One of the positive results emerging from the Covid19 emergency has been a significant increase in the number of people using their feet to transport themselves. The growing number of people walking and cycling as part of their daily exercise regime and to move around the town more generally is evident.
This is a wonderful change that is extremely beneficial to our personal and environmental health and well-being. By using our cars less we are reducing our carbon footprints and creating cleaner air to breathe. All round this change in our movement habits is a win-win situation that we need to maintain and actively encourage. Walking or cycling to work, school, shops and more generally around town is increasingly becoming the norm and more often than not is quicker than travelling by car.
It is not without its challenges though. Our transport corridors have for decades been designed around the use of motor vehicles and as a consequence pedestrian and cycling space has been squeezed to accommodate them. Bridport town centre is fortunate in having wide high streets and pavements. However, there are a number of places where roads and pavements narrow causing pinch points at the best of times and make conforming to current social distancing rules very difficult.

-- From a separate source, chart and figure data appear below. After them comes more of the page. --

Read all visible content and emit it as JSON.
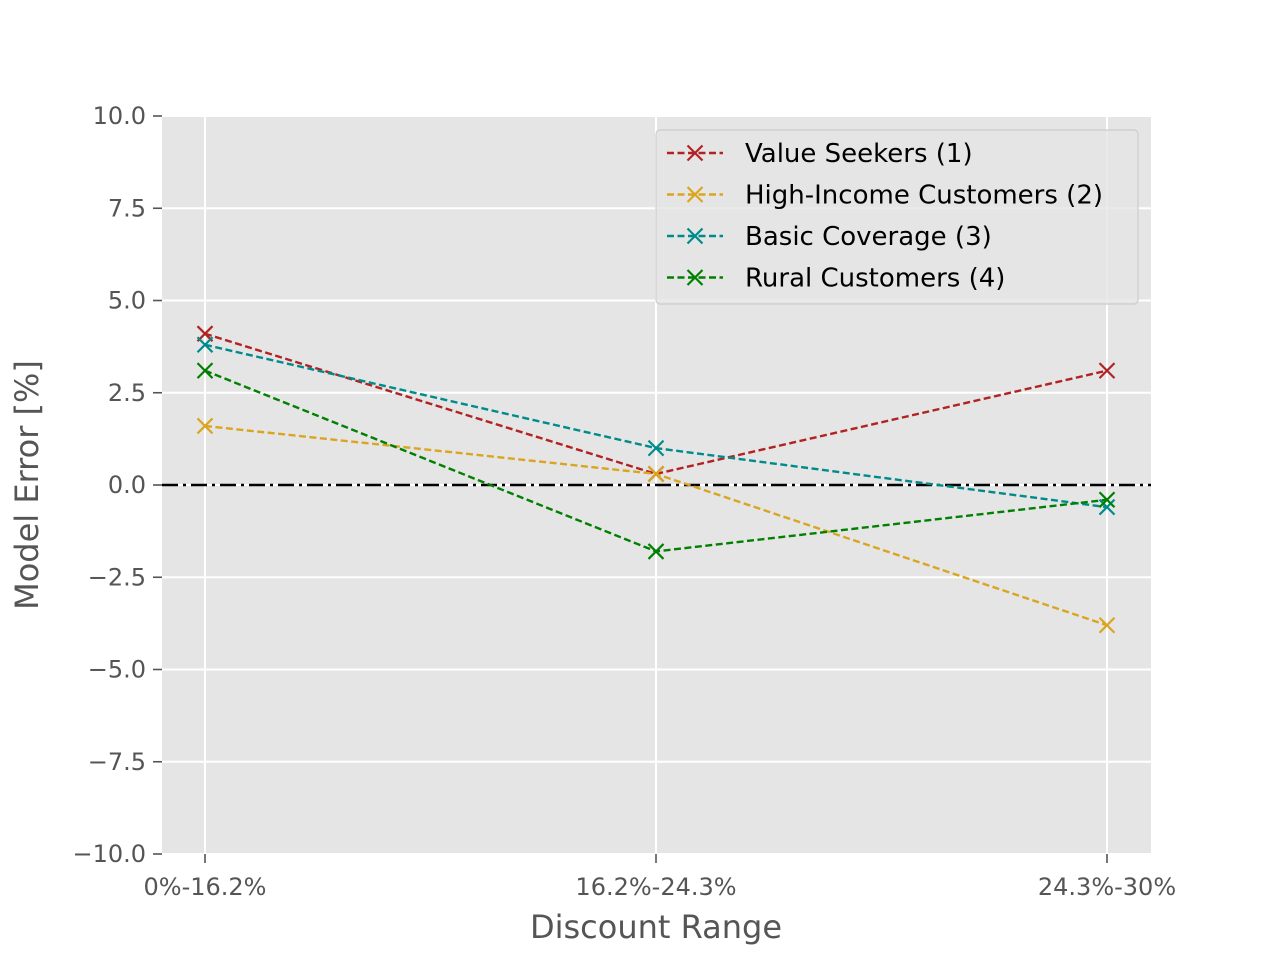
{
  "chart_data": {
    "type": "line",
    "title": "",
    "xlabel": "Discount Range",
    "ylabel": "Model Error [%]",
    "categories": [
      "0%-16.2%",
      "16.2%-24.3%",
      "24.3%-30%"
    ],
    "ylim": [
      -10.0,
      10.0
    ],
    "yticks": [
      "10.0",
      "7.5",
      "5.0",
      "2.5",
      "0.0",
      "−2.5",
      "−5.0",
      "−7.5",
      "−10.0"
    ],
    "grid": true,
    "legend_position": "top-right",
    "reference_line": {
      "y": 0.0,
      "style": "dash-dot",
      "color": "#000000"
    },
    "series": [
      {
        "name": "Value Seekers (1)",
        "color": "#b22222",
        "values": [
          4.1,
          0.3,
          3.1
        ]
      },
      {
        "name": "High-Income Customers (2)",
        "color": "#daa520",
        "values": [
          1.6,
          0.3,
          -3.8
        ]
      },
      {
        "name": "Basic Coverage (3)",
        "color": "#008b8b",
        "values": [
          3.8,
          1.0,
          -0.6
        ]
      },
      {
        "name": "Rural Customers (4)",
        "color": "#008000",
        "values": [
          3.1,
          -1.8,
          -0.4
        ]
      }
    ]
  }
}
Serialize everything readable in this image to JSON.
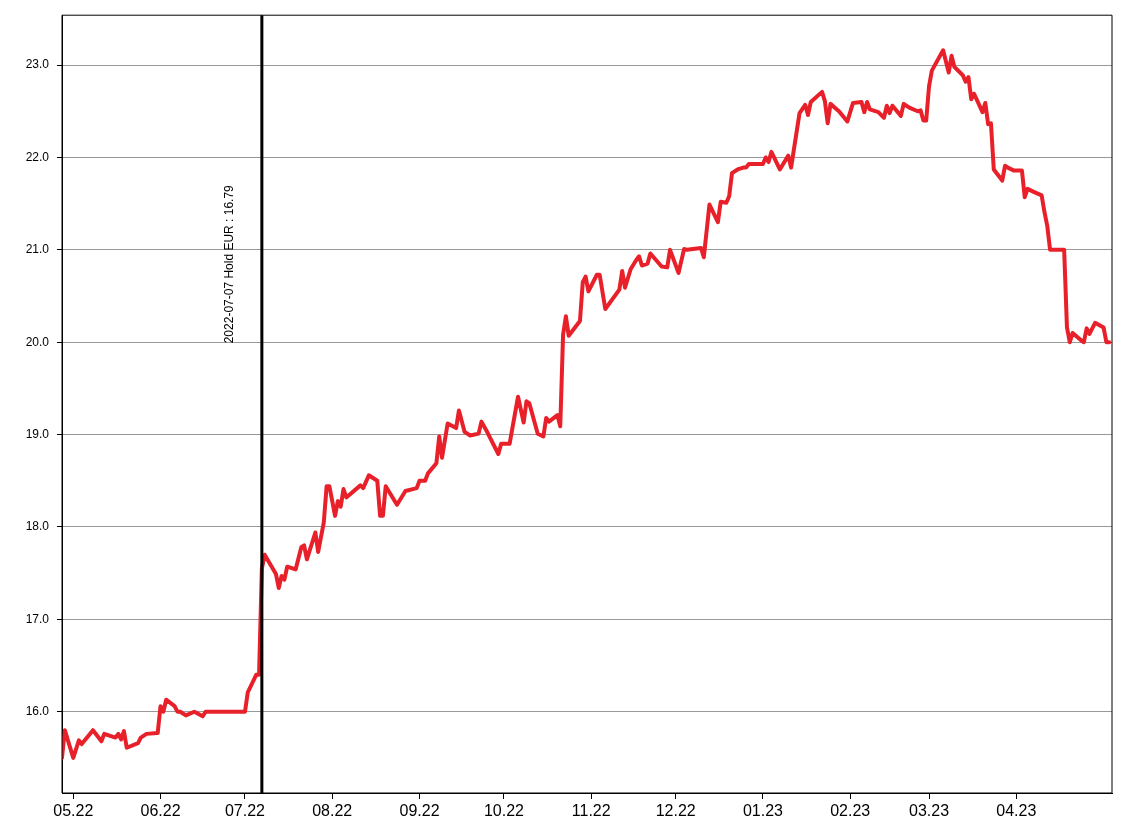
{
  "chart_data": {
    "type": "line",
    "x": [
      "2022-04-27",
      "2022-04-28",
      "2022-05-01",
      "2022-05-03",
      "2022-05-04",
      "2022-05-08",
      "2022-05-10",
      "2022-05-11",
      "2022-05-12",
      "2022-05-16",
      "2022-05-17",
      "2022-05-18",
      "2022-05-19",
      "2022-05-20",
      "2022-05-24",
      "2022-05-25",
      "2022-05-27",
      "2022-05-31",
      "2022-06-01",
      "2022-06-02",
      "2022-06-03",
      "2022-06-06",
      "2022-06-07",
      "2022-06-08",
      "2022-06-10",
      "2022-06-13",
      "2022-06-16",
      "2022-06-17",
      "2022-07-01",
      "2022-07-02",
      "2022-07-05",
      "2022-07-06",
      "2022-07-07",
      "2022-07-08",
      "2022-07-12",
      "2022-07-13",
      "2022-07-14",
      "2022-07-15",
      "2022-07-16",
      "2022-07-19",
      "2022-07-21",
      "2022-07-22",
      "2022-07-23",
      "2022-07-26",
      "2022-07-27",
      "2022-07-29",
      "2022-07-30",
      "2022-07-31",
      "2022-08-02",
      "2022-08-03",
      "2022-08-04",
      "2022-08-05",
      "2022-08-06",
      "2022-08-11",
      "2022-08-12",
      "2022-08-14",
      "2022-08-17",
      "2022-08-18",
      "2022-08-19",
      "2022-08-20",
      "2022-08-24",
      "2022-08-27",
      "2022-08-31",
      "2022-09-01",
      "2022-09-03",
      "2022-09-04",
      "2022-09-07",
      "2022-09-08",
      "2022-09-09",
      "2022-09-11",
      "2022-09-14",
      "2022-09-15",
      "2022-09-17",
      "2022-09-19",
      "2022-09-22",
      "2022-09-23",
      "2022-09-25",
      "2022-09-29",
      "2022-09-30",
      "2022-10-03",
      "2022-10-06",
      "2022-10-08",
      "2022-10-09",
      "2022-10-10",
      "2022-10-13",
      "2022-10-15",
      "2022-10-16",
      "2022-10-17",
      "2022-10-20",
      "2022-10-21",
      "2022-10-22",
      "2022-10-23",
      "2022-10-24",
      "2022-10-28",
      "2022-10-29",
      "2022-10-30",
      "2022-10-31",
      "2022-11-03",
      "2022-11-04",
      "2022-11-06",
      "2022-11-11",
      "2022-11-12",
      "2022-11-13",
      "2022-11-15",
      "2022-11-17",
      "2022-11-18",
      "2022-11-19",
      "2022-11-21",
      "2022-11-22",
      "2022-11-26",
      "2022-11-28",
      "2022-11-29",
      "2022-12-02",
      "2022-12-04",
      "2022-12-05",
      "2022-12-10",
      "2022-12-11",
      "2022-12-13",
      "2022-12-16",
      "2022-12-17",
      "2022-12-19",
      "2022-12-20",
      "2022-12-21",
      "2022-12-23",
      "2022-12-25",
      "2022-12-26",
      "2022-12-27",
      "2023-01-01",
      "2023-01-02",
      "2023-01-03",
      "2023-01-04",
      "2023-01-07",
      "2023-01-10",
      "2023-01-11",
      "2023-01-14",
      "2023-01-16",
      "2023-01-17",
      "2023-01-18",
      "2023-01-22",
      "2023-01-23",
      "2023-01-24",
      "2023-01-25",
      "2023-01-28",
      "2023-01-31",
      "2023-02-02",
      "2023-02-05",
      "2023-02-06",
      "2023-02-07",
      "2023-02-08",
      "2023-02-11",
      "2023-02-13",
      "2023-02-14",
      "2023-02-15",
      "2023-02-16",
      "2023-02-19",
      "2023-02-20",
      "2023-02-22",
      "2023-02-25",
      "2023-02-26",
      "2023-02-27",
      "2023-02-28",
      "2023-03-01",
      "2023-03-02",
      "2023-03-06",
      "2023-03-08",
      "2023-03-09",
      "2023-03-10",
      "2023-03-13",
      "2023-03-14",
      "2023-03-15",
      "2023-03-16",
      "2023-03-17",
      "2023-03-20",
      "2023-03-21",
      "2023-03-22",
      "2023-03-23",
      "2023-03-24",
      "2023-03-27",
      "2023-03-28",
      "2023-03-29",
      "2023-03-31",
      "2023-04-03",
      "2023-04-04",
      "2023-04-05",
      "2023-04-07",
      "2023-04-10",
      "2023-04-11",
      "2023-04-12",
      "2023-04-13",
      "2023-04-18",
      "2023-04-19",
      "2023-04-20",
      "2023-04-21",
      "2023-04-24",
      "2023-04-25",
      "2023-04-26",
      "2023-04-27",
      "2023-04-29",
      "2023-05-02",
      "2023-05-03",
      "2023-05-04"
    ],
    "series": [
      {
        "color": "#e8202a",
        "values": [
          15.5,
          15.8,
          15.5,
          15.69,
          15.65,
          15.8,
          15.72,
          15.68,
          15.76,
          15.72,
          15.76,
          15.7,
          15.79,
          15.61,
          15.66,
          15.72,
          15.76,
          15.77,
          16.06,
          16.0,
          16.13,
          16.06,
          16.0,
          16.0,
          15.96,
          16.0,
          15.95,
          16.0,
          16.0,
          16.21,
          16.4,
          16.4,
          17.55,
          17.7,
          17.49,
          17.34,
          17.47,
          17.43,
          17.57,
          17.54,
          17.78,
          17.8,
          17.65,
          17.94,
          17.73,
          18.05,
          18.44,
          18.44,
          18.12,
          18.28,
          18.22,
          18.41,
          18.32,
          18.45,
          18.42,
          18.56,
          18.5,
          18.12,
          18.12,
          18.44,
          18.24,
          18.39,
          18.42,
          18.5,
          18.5,
          18.58,
          18.69,
          18.98,
          18.75,
          19.12,
          19.07,
          19.26,
          19.03,
          18.99,
          19.01,
          19.14,
          19.03,
          18.79,
          18.9,
          18.9,
          19.41,
          19.13,
          19.36,
          19.34,
          19.01,
          18.98,
          19.18,
          19.14,
          19.21,
          19.09,
          20.08,
          20.28,
          20.07,
          20.23,
          20.65,
          20.71,
          20.55,
          20.73,
          20.73,
          20.36,
          20.57,
          20.77,
          20.59,
          20.79,
          20.89,
          20.93,
          20.83,
          20.85,
          20.96,
          20.82,
          20.81,
          21.0,
          20.75,
          21.01,
          21.0,
          21.02,
          20.92,
          21.49,
          21.3,
          21.52,
          21.51,
          21.58,
          21.83,
          21.87,
          21.89,
          21.89,
          21.93,
          21.93,
          22.0,
          21.95,
          22.06,
          21.87,
          22.02,
          21.89,
          22.48,
          22.57,
          22.46,
          22.6,
          22.71,
          22.61,
          22.37,
          22.58,
          22.5,
          22.39,
          22.59,
          22.6,
          22.49,
          22.6,
          22.52,
          22.49,
          22.43,
          22.56,
          22.48,
          22.56,
          22.45,
          22.58,
          22.54,
          22.5,
          22.51,
          22.4,
          22.4,
          22.77,
          22.94,
          23.16,
          22.92,
          23.1,
          22.98,
          22.89,
          22.82,
          22.87,
          22.63,
          22.69,
          22.49,
          22.59,
          22.36,
          22.37,
          21.87,
          21.75,
          21.91,
          21.89,
          21.86,
          21.86,
          21.57,
          21.66,
          21.63,
          21.59,
          21.41,
          21.26,
          21.0,
          21.0,
          20.16,
          20.0,
          20.1,
          20.02,
          20.0,
          20.15,
          20.09,
          20.21,
          20.16,
          20.0,
          20.0
        ]
      }
    ],
    "xlim": [
      "2022-04-27",
      "2023-05-05"
    ],
    "xticks": [
      {
        "value": "2022-05-01",
        "label": "05.22"
      },
      {
        "value": "2022-06-01",
        "label": "06.22"
      },
      {
        "value": "2022-07-01",
        "label": "07.22"
      },
      {
        "value": "2022-08-01",
        "label": "08.22"
      },
      {
        "value": "2022-09-01",
        "label": "09.22"
      },
      {
        "value": "2022-10-01",
        "label": "10.22"
      },
      {
        "value": "2022-11-01",
        "label": "11.22"
      },
      {
        "value": "2022-12-01",
        "label": "12.22"
      },
      {
        "value": "2023-01-01",
        "label": "01.23"
      },
      {
        "value": "2023-02-01",
        "label": "02.23"
      },
      {
        "value": "2023-03-01",
        "label": "03.23"
      },
      {
        "value": "2023-04-01",
        "label": "04.23"
      }
    ],
    "ylim": [
      15.12,
      23.54
    ],
    "yticks": [
      {
        "value": 16,
        "label": "16.0"
      },
      {
        "value": 17,
        "label": "17.0"
      },
      {
        "value": 18,
        "label": "18.0"
      },
      {
        "value": 19,
        "label": "19.0"
      },
      {
        "value": 20,
        "label": "20.0"
      },
      {
        "value": 21,
        "label": "21.0"
      },
      {
        "value": 22,
        "label": "22.0"
      },
      {
        "value": 23,
        "label": "23.0"
      }
    ],
    "grid": "y",
    "line_style": "solid",
    "ref_lines": [
      {
        "axis": "x",
        "value": "2022-07-07",
        "label": "2022-07-07 Hold EUR : 16.79",
        "color": "#000000",
        "line_style": "solid"
      }
    ]
  }
}
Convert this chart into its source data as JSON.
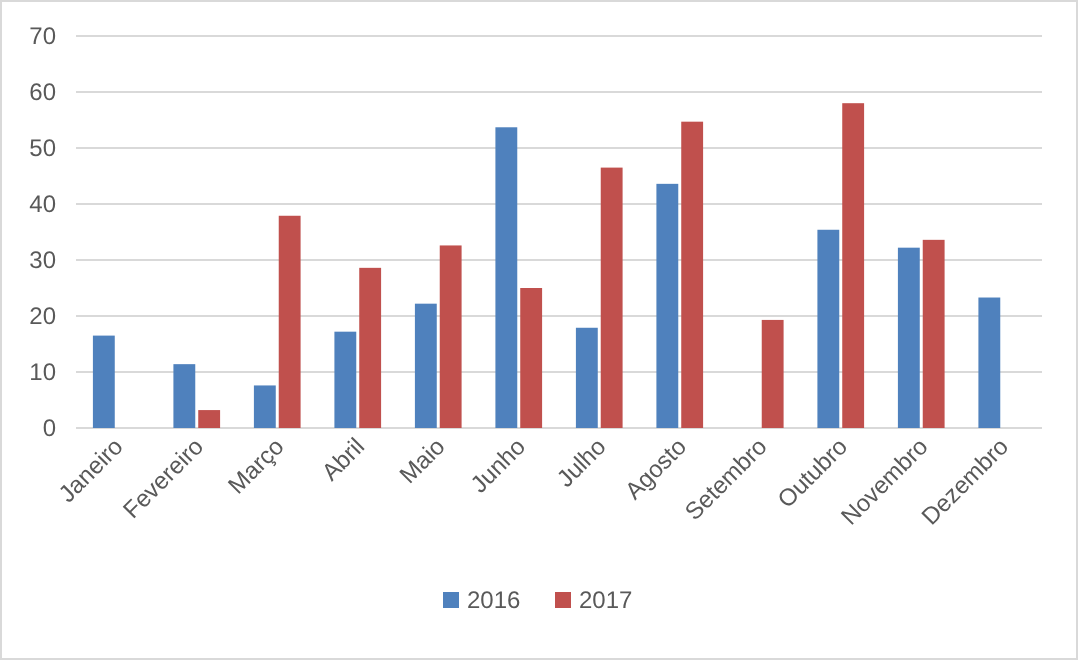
{
  "chart_data": {
    "type": "bar",
    "categories": [
      "Janeiro",
      "Fevereiro",
      "Março",
      "Abril",
      "Maio",
      "Junho",
      "Julho",
      "Agosto",
      "Setembro",
      "Outubro",
      "Novembro",
      "Dezembro"
    ],
    "series": [
      {
        "name": "2016",
        "color": "#4f81bd",
        "values": [
          16.5,
          11.4,
          7.6,
          17.2,
          22.2,
          53.7,
          17.9,
          43.6,
          null,
          35.4,
          32.2,
          23.3
        ]
      },
      {
        "name": "2017",
        "color": "#c0504d",
        "values": [
          null,
          3.2,
          37.9,
          28.6,
          32.6,
          25.0,
          46.5,
          54.7,
          19.3,
          58.0,
          33.6,
          null
        ]
      }
    ],
    "ylim": [
      0,
      70
    ],
    "yticks": [
      0,
      10,
      20,
      30,
      40,
      50,
      60,
      70
    ],
    "grid": "y",
    "legend": "bottom"
  }
}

In recent weeks the Town Council has been contacted by a number of people to report incidents of what they described as antisocial cycling. We are also aware of one recent incident in which as a result of a collision with a cyclist on a narrow walkway, a pedestrian required hospital treatment. Instances of cyclists riding on pavements, riding furiously on shared cycleways, crossing zebra crossings when pedestrians are still using them and jumping red lights are being reported more often.
Sadly the actions of the few are impacting on the image of the overwhelming majority of responsible cyclists. That said it is worth noting that 98.5% of pedestrian fatalities and 96% of pedestrian serious injuries on a pavement or verge involve a motor vehicle not a cycle.
The Town Council has made a number of changes to East, West and South streets to enable people to walk along them and maintain safe social distances. This includes the temporary removal of planters; the application of smiley faces and footprints outside shops to indicate safe queueing distances; the relocation of market stalls off pavements into lay-bys onto Bucky Doo Square and the Arts Centre forecourt. Over the past two years considerable work has taken place to improve and create safe walking and cycling routes e.g to West Bay, and along the A35 and Beaminster Roads. In addition, the Council is currently in consultation with Dorset Highways to bring in further measures that will mean our town centre becomes a more safe and pleasurable place to walk and cycle.
Bridport prides itself on being a Rights Respecting town. As such I urge all pavement and road users to be fully aware of their rights and responsibilities and more importantly be considerate and respectful of others around you whether they or you be on foot or wheels.